I say this because it has become very clear that in the last half-century or so the Church has changed enormously, to the extent that it is in some ways almost unrecognisable. Much of this change has supposedly come about in order to enable our mission to the modern world, and here at least it has clearly not been a success. Parishes in most denominations which were flourishing even twenty years ago are now on their last legs, many have already passed into oblivion, and more will be following soon.
Numbers may not be everything, but without them there is nothing – certainly no viable parishes. People and money are essential to the life and work of the Church, and both are now in critically short supply. No doubt the rural downturn has contributed to the decline; the same with the movement of population – and especially the young – to the north, not to mention across the Tasman and further afield. Likewise the changes in our culture and in the way we live have been both very great and very fast. Television, different working hours, Sunday sport, consumerism, the debt economy, computers and the internet have created a world which could hardly have been imagined a generation ago.
And there is the intellectual climate in which we all live and breathe – for good and ill. I have thought for years that we have become quite hopeless at justifying, let alone recommending, the Christian faith to those who do not share it. For all our endless talk about mission, not to mention a ‘mission-shaped Church,’ we clearly haven’t a clue how to go about it. Indeed, it is obvious that often we have no real interest in mission at all – just in survival. We want to perpetuate the life of the institution, but what the purpose of the institution is in the first place, about that we have conflicting and not very clear ideas. Not only do we not know what we are selling – we have no real knowledge of the market either. Thus Professors Geering and Dawkins (to mention but two) can walk all over us, and when we dare to speak up at all, it is usually only to concede that they are making some good points, and that the free expression of opinions is a very good thing.

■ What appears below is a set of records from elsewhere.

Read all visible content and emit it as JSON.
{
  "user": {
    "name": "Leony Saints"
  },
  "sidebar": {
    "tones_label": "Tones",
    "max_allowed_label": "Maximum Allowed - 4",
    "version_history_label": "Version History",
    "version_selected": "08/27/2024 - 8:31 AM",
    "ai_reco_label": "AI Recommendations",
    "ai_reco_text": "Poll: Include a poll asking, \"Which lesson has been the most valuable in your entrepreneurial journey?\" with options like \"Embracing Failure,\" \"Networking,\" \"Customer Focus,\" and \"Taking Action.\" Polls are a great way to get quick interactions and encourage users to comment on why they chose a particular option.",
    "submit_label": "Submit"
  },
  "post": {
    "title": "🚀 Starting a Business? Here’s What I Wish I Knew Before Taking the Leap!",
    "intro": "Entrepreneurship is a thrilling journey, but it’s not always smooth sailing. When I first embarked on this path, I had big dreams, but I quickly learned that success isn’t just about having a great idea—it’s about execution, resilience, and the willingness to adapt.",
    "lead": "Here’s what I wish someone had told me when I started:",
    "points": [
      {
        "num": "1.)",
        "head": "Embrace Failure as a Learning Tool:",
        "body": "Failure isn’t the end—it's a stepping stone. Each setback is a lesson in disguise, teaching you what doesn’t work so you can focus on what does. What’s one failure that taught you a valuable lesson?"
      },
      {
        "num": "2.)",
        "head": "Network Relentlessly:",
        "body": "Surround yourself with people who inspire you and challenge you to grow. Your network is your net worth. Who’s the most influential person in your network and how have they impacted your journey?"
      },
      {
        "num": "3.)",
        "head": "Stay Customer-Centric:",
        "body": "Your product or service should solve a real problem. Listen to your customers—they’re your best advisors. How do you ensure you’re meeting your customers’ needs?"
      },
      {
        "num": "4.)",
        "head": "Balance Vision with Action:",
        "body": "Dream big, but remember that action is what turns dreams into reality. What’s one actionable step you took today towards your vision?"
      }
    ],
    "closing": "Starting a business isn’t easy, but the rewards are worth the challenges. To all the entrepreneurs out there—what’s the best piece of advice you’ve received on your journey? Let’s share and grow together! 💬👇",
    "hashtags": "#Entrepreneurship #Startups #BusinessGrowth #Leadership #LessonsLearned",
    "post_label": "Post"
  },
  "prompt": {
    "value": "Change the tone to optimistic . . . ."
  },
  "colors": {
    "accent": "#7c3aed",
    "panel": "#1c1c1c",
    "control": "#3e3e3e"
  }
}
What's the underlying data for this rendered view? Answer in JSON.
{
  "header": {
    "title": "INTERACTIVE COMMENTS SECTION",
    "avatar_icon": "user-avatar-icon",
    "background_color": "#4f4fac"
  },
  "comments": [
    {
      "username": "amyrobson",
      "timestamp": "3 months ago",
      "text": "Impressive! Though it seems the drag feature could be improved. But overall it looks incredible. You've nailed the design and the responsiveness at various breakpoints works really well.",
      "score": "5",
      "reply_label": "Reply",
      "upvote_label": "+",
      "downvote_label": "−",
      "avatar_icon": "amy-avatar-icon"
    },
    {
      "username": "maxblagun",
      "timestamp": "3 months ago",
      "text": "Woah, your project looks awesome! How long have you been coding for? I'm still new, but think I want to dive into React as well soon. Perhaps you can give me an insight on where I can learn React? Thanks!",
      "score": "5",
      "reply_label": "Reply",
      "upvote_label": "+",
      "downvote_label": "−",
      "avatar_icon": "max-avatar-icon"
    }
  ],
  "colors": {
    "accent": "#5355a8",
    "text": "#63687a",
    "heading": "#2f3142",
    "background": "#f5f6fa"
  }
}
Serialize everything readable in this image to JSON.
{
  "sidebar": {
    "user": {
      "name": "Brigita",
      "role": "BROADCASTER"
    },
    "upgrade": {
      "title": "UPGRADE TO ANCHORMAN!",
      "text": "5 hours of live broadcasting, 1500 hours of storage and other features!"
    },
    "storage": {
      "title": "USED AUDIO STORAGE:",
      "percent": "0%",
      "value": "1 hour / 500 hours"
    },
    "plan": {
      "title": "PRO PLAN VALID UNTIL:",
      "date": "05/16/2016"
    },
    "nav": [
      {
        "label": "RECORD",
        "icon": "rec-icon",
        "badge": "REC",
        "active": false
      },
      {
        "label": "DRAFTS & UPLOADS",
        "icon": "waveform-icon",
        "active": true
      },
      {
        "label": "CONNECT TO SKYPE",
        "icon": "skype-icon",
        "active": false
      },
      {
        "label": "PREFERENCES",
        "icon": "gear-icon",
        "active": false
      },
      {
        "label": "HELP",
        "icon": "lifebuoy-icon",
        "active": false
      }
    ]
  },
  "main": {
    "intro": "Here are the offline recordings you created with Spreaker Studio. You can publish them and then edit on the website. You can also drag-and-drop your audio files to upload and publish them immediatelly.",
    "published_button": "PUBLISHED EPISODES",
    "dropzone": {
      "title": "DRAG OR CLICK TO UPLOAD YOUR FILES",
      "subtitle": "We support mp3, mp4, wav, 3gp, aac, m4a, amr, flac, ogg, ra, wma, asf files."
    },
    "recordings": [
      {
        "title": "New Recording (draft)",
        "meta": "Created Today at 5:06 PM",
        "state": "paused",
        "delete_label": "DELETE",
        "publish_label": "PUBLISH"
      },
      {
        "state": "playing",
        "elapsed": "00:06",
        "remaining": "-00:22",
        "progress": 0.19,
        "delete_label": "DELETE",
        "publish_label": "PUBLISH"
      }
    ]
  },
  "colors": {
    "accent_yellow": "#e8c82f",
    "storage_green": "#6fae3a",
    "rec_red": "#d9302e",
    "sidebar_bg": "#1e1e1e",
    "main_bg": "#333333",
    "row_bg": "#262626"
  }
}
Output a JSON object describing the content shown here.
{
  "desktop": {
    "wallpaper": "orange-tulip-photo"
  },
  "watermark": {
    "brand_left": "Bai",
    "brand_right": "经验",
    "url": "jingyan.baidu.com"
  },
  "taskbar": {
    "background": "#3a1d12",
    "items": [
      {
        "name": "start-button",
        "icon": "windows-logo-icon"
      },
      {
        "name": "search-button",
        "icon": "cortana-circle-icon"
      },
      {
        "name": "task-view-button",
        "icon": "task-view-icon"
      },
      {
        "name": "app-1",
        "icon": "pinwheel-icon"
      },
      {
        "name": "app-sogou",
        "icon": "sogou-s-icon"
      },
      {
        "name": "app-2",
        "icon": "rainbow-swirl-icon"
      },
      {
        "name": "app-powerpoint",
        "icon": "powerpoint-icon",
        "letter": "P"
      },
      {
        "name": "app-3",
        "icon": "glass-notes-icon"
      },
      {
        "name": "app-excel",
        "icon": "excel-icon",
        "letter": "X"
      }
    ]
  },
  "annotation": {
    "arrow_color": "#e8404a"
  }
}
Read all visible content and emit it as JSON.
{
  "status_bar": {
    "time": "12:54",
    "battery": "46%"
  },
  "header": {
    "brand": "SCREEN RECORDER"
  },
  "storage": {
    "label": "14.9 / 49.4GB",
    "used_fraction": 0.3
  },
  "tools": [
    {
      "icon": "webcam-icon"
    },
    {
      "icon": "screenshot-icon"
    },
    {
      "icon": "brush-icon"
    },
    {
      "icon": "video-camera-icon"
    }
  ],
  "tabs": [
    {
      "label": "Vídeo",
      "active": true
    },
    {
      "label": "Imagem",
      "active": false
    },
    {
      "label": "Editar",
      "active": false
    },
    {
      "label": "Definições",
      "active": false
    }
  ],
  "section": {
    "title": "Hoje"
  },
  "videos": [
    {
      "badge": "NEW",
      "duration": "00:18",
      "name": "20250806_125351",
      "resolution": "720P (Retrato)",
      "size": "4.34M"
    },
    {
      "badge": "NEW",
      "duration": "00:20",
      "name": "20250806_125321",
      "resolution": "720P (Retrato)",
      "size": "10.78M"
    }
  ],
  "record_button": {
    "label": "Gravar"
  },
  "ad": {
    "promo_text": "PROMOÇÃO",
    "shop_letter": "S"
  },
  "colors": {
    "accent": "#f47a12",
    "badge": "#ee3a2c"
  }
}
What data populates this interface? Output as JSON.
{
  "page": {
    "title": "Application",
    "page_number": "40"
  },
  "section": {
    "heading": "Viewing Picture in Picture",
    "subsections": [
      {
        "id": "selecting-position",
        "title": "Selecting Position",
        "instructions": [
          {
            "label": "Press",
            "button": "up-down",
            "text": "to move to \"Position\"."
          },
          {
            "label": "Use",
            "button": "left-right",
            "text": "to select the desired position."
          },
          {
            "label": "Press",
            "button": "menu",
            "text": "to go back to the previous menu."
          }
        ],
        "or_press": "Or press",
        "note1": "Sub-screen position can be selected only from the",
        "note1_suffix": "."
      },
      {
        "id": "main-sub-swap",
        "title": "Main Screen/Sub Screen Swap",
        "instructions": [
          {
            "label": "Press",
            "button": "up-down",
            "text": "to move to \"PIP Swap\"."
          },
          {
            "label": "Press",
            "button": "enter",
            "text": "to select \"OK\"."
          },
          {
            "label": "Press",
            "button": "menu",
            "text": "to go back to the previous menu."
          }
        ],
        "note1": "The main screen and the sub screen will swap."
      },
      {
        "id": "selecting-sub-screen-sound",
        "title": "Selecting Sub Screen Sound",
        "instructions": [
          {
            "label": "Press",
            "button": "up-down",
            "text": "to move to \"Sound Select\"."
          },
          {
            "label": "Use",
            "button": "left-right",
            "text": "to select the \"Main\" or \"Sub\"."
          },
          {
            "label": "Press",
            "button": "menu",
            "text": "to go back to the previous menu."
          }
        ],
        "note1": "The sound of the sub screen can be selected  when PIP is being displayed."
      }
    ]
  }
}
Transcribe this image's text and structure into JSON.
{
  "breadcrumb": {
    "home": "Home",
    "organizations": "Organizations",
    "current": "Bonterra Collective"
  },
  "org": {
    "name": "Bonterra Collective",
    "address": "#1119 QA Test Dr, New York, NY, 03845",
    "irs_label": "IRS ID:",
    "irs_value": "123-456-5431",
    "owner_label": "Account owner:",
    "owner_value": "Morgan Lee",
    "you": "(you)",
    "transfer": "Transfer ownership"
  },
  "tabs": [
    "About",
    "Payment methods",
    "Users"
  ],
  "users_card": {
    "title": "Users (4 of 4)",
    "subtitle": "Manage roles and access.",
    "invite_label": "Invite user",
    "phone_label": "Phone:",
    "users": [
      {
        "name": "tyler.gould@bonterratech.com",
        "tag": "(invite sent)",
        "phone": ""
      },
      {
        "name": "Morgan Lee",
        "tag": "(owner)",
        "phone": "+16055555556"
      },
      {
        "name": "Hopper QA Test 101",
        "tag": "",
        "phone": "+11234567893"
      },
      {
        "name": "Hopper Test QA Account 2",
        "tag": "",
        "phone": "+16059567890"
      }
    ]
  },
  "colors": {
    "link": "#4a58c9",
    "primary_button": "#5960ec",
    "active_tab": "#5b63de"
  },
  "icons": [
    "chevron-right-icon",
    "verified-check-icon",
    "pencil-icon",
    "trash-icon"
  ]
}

While acknowledging the importance of our changed circumstances, we have not really understood them. Most of all, we have not grasped a number of very important points:1. Most people need meaning in their lives. They need to believe that the universe – and their place in it – make sense. Christianity provided this in the western world until the last couple of centuries or so. And it did so because it was believed to be in harmony with human experience. But once experience was thought to be at odds with theology, not surprisingly, problems arose. It became a question of one or the other, either Galileo or the Inquisition, either Darwin or Genesis. And when Galileo and Darwin turned out to be a lot kinder (i.e. Christian) than those who opposed them, then the damage was done. Furthermore, the sacredness of human life appeared to be badly undermined by Darwin, Marx and Freud and their disciples. Darwin desacralised the world, Marx desacralised the community, and Freud desacralised the human personality. Instead of being planned and inspired by God, all three became the products of blind and impersonal forces. Not a lot of meaning and significance was left to human existence after that!
2. Much of religion is often nothing more noble than magic, that is to say, a means of controlling life, of being useful. Christianity has been largely ousted from this role by science, and it is in the latter that most of our contemporaries in the west now put their faith. They have not lost faith as such, on the contrary their faith is flourishing, it’s just been transferred to another system of belief – witness their unquestioning acceptance of such things as quantum theory or general relativity, neither of which the vast majority of them can know anything about. It’s just that the ability to control life (such as it is) is now supplied by another set of presuppositions. Where some vestige of the magic is believed to linger – as in the healing activities (or otherwise) of people like Oral Roberts or Benny Hinn – then popular enthusiasm is more likely to follow. The same goes for the Crystal Cathedral and even Joyce Meyer, whose take on Christianity people clearly find useful in running their own lives.
3. And it’s not just that we have allowed God to be little more than a ghost of himself. We have done the same to ourselves. We are embarrassed by our immortality. We are hesitant to proclaim that we were designed and made for a glorious eternity beyond the grave. So the the very reason for the Gospel – the abolition of death by an Incarnate God who died and rose again – is no longer at the very heart of our proclamation and our public faith. As the Orthodox Liturgy says, Christ has died trampling down death by death. Before everything else, that is what Christianity is all about. I wonder if you agree?